Now imagine yourself doing these steps:
Write down the value of instantaneous voltage at each instant of time for one cycle(choose some increment - microsecond by microsecond? )
That'd be 16,666 values for a single cycle of 60 hz AC, 20,000 for 50 hz.
Now you're ready to do RMS on that series of values.
R stands for square
Root
M stands for
Mean , which is just the average
S stands for
Square .
We work it backwards.
S then
M then
R.
First you'd
Square every one of your several thousand voltage readings giving you a series of
Squares.
Next you'd average those squares, giving you the
Mean of the
Squares
Then you'd take the square Root of that mean giving you the square
Root of the
Mean of the
Squares.
Calculus let's you do the calculation in one line not thousands of them.

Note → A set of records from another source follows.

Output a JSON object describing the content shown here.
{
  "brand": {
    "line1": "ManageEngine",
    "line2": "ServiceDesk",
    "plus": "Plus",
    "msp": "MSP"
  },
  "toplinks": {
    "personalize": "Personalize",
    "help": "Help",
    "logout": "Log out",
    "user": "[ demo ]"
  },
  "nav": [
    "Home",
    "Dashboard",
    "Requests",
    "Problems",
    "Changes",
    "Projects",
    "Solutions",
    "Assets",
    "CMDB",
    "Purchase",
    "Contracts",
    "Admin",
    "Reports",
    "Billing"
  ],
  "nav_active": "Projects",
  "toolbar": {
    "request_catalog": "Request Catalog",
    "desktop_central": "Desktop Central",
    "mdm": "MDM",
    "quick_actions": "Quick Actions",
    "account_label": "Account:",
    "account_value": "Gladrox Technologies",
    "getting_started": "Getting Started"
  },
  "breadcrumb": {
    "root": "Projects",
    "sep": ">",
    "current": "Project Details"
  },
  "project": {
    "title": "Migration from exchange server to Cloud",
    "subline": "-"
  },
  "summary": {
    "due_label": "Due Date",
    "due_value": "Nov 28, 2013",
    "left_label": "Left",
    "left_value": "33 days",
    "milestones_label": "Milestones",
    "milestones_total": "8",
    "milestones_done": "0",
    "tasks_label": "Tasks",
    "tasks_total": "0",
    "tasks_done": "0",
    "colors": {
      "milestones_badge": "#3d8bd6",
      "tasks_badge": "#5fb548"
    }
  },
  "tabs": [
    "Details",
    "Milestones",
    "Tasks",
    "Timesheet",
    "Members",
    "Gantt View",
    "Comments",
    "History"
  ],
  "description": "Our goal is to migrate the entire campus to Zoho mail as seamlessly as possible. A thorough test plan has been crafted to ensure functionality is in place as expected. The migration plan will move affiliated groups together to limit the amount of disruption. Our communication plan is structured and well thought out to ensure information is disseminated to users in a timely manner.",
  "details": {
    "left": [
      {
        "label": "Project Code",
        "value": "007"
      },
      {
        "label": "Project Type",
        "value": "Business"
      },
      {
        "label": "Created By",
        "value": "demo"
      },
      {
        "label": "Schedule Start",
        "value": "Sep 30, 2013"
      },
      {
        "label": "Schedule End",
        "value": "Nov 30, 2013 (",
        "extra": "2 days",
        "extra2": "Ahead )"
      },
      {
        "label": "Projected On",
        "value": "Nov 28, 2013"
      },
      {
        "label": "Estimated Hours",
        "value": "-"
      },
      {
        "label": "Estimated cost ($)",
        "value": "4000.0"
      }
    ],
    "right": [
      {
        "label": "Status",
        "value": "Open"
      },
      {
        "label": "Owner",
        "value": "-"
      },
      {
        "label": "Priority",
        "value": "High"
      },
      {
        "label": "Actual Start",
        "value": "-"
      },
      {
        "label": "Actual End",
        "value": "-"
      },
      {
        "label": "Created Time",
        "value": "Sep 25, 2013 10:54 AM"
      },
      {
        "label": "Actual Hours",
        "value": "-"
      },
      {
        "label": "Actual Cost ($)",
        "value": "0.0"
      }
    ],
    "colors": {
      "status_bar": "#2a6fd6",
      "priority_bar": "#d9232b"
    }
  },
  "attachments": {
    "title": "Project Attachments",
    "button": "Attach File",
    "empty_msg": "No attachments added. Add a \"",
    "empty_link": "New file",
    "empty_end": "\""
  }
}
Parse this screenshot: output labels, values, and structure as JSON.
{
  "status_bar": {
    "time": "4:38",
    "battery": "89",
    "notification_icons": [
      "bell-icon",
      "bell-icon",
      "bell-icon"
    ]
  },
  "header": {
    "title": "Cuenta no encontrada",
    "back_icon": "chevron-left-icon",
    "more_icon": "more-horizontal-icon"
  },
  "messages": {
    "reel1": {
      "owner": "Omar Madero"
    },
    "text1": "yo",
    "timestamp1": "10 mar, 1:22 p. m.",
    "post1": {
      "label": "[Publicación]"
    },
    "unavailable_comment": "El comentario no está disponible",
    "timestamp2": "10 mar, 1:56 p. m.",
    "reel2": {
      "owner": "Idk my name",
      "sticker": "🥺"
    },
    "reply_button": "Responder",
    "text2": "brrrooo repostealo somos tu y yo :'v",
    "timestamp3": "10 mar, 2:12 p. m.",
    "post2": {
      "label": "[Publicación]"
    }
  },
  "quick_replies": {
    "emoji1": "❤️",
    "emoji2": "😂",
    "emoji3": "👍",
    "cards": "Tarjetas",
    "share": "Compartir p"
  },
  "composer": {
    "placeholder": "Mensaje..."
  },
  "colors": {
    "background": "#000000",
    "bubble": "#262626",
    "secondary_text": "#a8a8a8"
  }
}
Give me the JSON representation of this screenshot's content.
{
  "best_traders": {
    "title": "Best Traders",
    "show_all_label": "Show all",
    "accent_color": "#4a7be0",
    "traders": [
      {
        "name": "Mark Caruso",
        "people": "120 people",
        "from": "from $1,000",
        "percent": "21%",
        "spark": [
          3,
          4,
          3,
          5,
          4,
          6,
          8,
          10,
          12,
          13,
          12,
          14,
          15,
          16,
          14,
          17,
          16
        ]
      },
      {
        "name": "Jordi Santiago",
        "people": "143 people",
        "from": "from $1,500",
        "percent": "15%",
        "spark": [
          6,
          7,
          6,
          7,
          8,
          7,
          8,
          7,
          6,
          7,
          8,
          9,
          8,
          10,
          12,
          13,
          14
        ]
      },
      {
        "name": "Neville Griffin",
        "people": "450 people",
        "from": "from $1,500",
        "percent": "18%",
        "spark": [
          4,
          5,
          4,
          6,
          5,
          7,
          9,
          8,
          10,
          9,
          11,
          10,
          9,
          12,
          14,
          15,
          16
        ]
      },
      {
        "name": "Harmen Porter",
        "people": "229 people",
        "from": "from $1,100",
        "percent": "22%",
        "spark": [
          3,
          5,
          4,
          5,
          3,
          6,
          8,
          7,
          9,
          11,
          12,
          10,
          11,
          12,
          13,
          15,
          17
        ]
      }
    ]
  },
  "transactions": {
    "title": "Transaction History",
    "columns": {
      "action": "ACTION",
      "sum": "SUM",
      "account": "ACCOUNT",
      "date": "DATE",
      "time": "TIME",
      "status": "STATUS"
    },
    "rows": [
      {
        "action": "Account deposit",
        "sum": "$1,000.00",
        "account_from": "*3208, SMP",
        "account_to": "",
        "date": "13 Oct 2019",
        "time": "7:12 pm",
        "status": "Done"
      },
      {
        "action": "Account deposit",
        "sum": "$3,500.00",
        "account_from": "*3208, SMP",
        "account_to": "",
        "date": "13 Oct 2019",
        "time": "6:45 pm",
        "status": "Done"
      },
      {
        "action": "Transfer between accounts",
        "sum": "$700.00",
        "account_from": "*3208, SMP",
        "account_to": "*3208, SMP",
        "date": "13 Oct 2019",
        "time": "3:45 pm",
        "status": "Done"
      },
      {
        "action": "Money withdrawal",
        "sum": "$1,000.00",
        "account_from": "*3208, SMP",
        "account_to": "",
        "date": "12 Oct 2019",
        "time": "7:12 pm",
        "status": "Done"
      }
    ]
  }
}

That process has been worked out already for a lot of common waves .
http://ecee.colorado.edu/copec/book/slides/Ap1slide.pdf
see also wikipedia for Root Mean Square
It so happens that RMS gives the effective heating value of a waveshape, that is a DC current of RMS amps carries same power as the complex wave. That's why they thought it up.
Another neat feature is this - average value of a sine wave is zero because it is symmetrical above and below zero. That's why a DC meter connected to AC reads zero.
When you square each individual reading you make them all positive before taking the average.
Now it's your turn - work out some non sinewave RMS's.